The couple who made it happen, Aaron Huntsman and William Lee Jones, celebrated the decision Thursday night.
"I actually dropped my phone when I got the call," Jones said. "I was so excited, so proud and happy, so glad that we made it this far so far."
Gay marriage proponents have won more than 20 legal decisions around the country since the U.S. Supreme Court struck down the federal Defense of Marriage Act last year, although those rulings remain in various stages of appeal. Many legal experts say the Supreme Court may ultimately have to decide the question for all states.
Currently, 19 states and the District of Columbia have legalized same-sex marriage.
During a recent hearing on a related Florida case in Miami-Dade County, attorneys for gay couples noted that, after a long legal fight, the state finally allowed them to adopt children but refused to recognize them as married.

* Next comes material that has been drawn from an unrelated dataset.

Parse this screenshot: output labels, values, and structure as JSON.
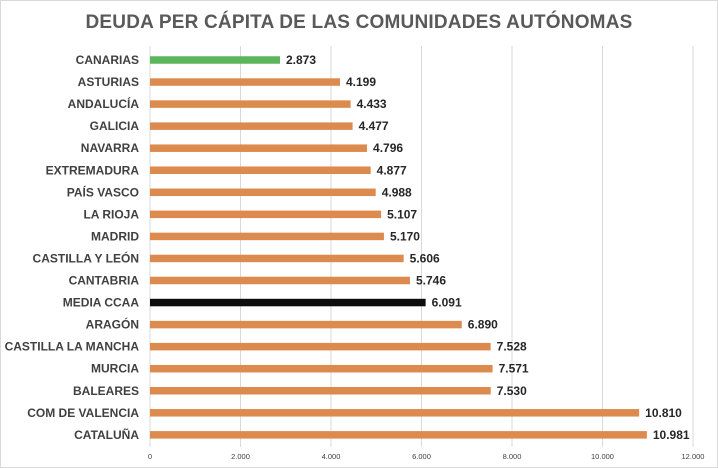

"That inequality stigmatizes the couples and their children as second-class citizens," attorney Sylvia Walbolt said. "Same-sex marriages are completely beneficial. They are entitled to the full protection of the Constitution."
Supporters of the gay marriage ban focused mainly on the 2008 referendum vote rather than whether same-sex marriages were harmful or beneficial. Anthony Verdugo, executive director of the Christian Family Coalition, said it was wrong for a single judge to overrule the will of a majority vote.
"The people of the state have the right to decide," Verdugo said.
Along with the similar lawsuit pending in Miami-Dade, a separate lawsuit is pending in a federal court in Tallahassee seeking to force Florida to allow gay marriage and recognize same-sex marriages performed in other states.
Florida has long been a battleground over gay rights. In the 1970s, singer and orange juice spokeswoman Anita Bryant led a successful campaign to overturn a Dade County ordinance that banned discrimination against gays. The county commission reinstated the ban two decades later.
Florida in 1977 became the only state that prohibited all gay people from adopting children. A state court judge threw out the law in 2008, finding "no rational basis" for the ban and approving the adoption of two young brothers by Martin Gill and his male partner. The state decided two years later not to appeal that ruling, making gay adoption legal.
The amendment Garcia overturned Thursday was passed by a 62-38 margin in 2008 and banned both same-sex marriage and domestic partnerships.